Alpha lipoic acid (ALA) is an antioxidant compound that has been investigated for its potential role in supporting or treating Multiple Sclerosis (MS), a chronic autoimmune disorder affecting the central nervous system. The rationale for its use is primarily scientific, based on ALA’s ability to reduce oxidative stress and inflammation, both of which are involved in the pathogenesis of MS. Several preclinical studies have demonstrated that ALA can reduce immune cell infiltration and demyelination in animal models of MS, such as experimental autoimmune encephalomyelitis (EAE).

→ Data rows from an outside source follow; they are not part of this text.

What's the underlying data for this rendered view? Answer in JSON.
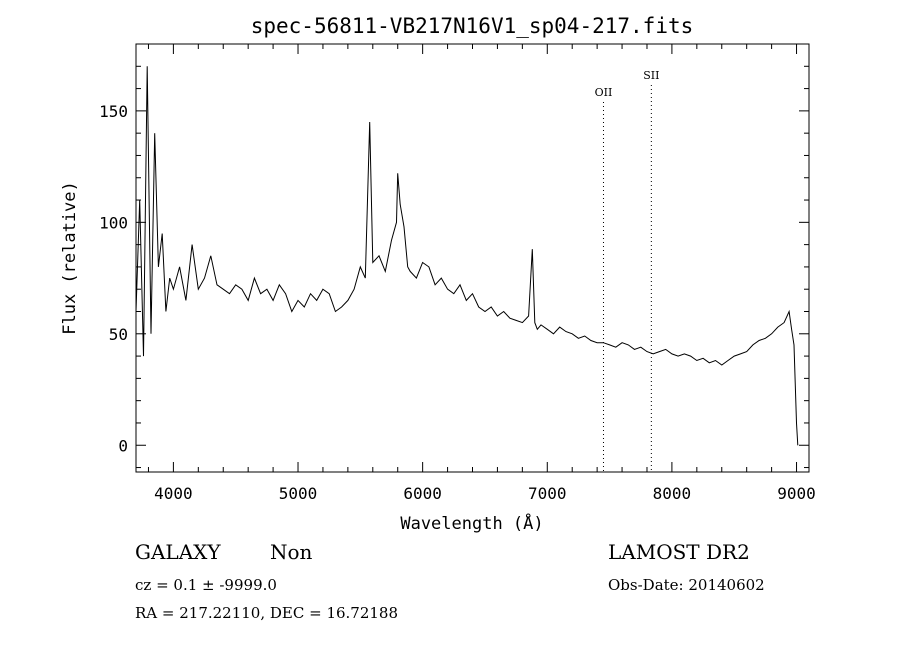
{
  "chart_data": {
    "type": "line",
    "title": "spec-56811-VB217N16V1_sp04-217.fits",
    "xlabel": "Wavelength (Å)",
    "ylabel": "Flux (relative)",
    "xlim": [
      3700,
      9100
    ],
    "ylim": [
      -12,
      180
    ],
    "x_ticks": [
      4000,
      5000,
      6000,
      7000,
      8000,
      9000
    ],
    "y_ticks": [
      0,
      50,
      100,
      150
    ],
    "grid": false,
    "lines": [
      {
        "label": "OII",
        "x": 7451
      },
      {
        "label": "SII",
        "x": 7835
      }
    ],
    "series": [
      {
        "x": [
          3700,
          3730,
          3760,
          3790,
          3820,
          3850,
          3880,
          3910,
          3940,
          3970,
          4000,
          4050,
          4100,
          4150,
          4200,
          4250,
          4300,
          4350,
          4400,
          4450,
          4500,
          4550,
          4600,
          4650,
          4700,
          4750,
          4800,
          4850,
          4900,
          4950,
          5000,
          5050,
          5100,
          5150,
          5200,
          5250,
          5300,
          5350,
          5400,
          5450,
          5500,
          5540,
          5575,
          5600,
          5650,
          5700,
          5750,
          5790,
          5800,
          5820,
          5850,
          5880,
          5900,
          5950,
          6000,
          6050,
          6100,
          6150,
          6200,
          6250,
          6300,
          6350,
          6400,
          6450,
          6500,
          6550,
          6600,
          6650,
          6700,
          6750,
          6800,
          6850,
          6880,
          6900,
          6920,
          6950,
          7000,
          7050,
          7100,
          7150,
          7200,
          7250,
          7300,
          7350,
          7400,
          7450,
          7500,
          7550,
          7600,
          7650,
          7700,
          7750,
          7800,
          7850,
          7900,
          7950,
          8000,
          8050,
          8100,
          8150,
          8200,
          8250,
          8300,
          8350,
          8400,
          8450,
          8500,
          8550,
          8600,
          8650,
          8700,
          8750,
          8800,
          8850,
          8900,
          8940,
          8960,
          8980,
          9000,
          9010
        ],
        "y": [
          60,
          110,
          40,
          170,
          50,
          140,
          80,
          95,
          60,
          75,
          70,
          80,
          65,
          90,
          70,
          75,
          85,
          72,
          70,
          68,
          72,
          70,
          65,
          75,
          68,
          70,
          65,
          72,
          68,
          60,
          65,
          62,
          68,
          65,
          70,
          68,
          60,
          62,
          65,
          70,
          80,
          75,
          145,
          82,
          85,
          78,
          92,
          100,
          122,
          108,
          98,
          80,
          78,
          75,
          82,
          80,
          72,
          75,
          70,
          68,
          72,
          65,
          68,
          62,
          60,
          62,
          58,
          60,
          57,
          56,
          55,
          58,
          88,
          55,
          52,
          54,
          52,
          50,
          53,
          51,
          50,
          48,
          49,
          47,
          46,
          46,
          45,
          44,
          46,
          45,
          43,
          44,
          42,
          41,
          42,
          43,
          41,
          40,
          41,
          40,
          38,
          39,
          37,
          38,
          36,
          38,
          40,
          41,
          42,
          45,
          47,
          48,
          50,
          53,
          55,
          60,
          52,
          45,
          10,
          0
        ]
      }
    ]
  },
  "info": {
    "object_class": "GALAXY",
    "subclass": "Non",
    "survey": "LAMOST DR2",
    "redshift": "cz = 0.1 ± -9999.0",
    "obs_date": "Obs-Date: 20140602",
    "coords": "RA = 217.22110, DEC =  16.72188"
  }
}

Small-scale human studies provide preliminary evidence for benefit. For example, a randomized controlled pilot study published in Multiple Sclerosis (2005) showed that oral ALA supplementation reduced serum markers of inflammation in people with MS. Another phase II trial (Neuroimmunomodulation, 2017) found that 1200 mg daily of ALA over two years slowed brain atrophy in secondary progressive MS compared to placebo. However, these studies are limited by small sample sizes and short durations, and meta-analyses have concluded that the quality of evidence is low to moderate, with a need for larger, well-controlled trials to confirm efficacy and safety.

In summary, while there is scientific rationale and some early clinical evidence supporting the use of ALA in MS, the evidence is preliminary. ALA is not considered a standard therapy for MS, and its use should be considered experimental.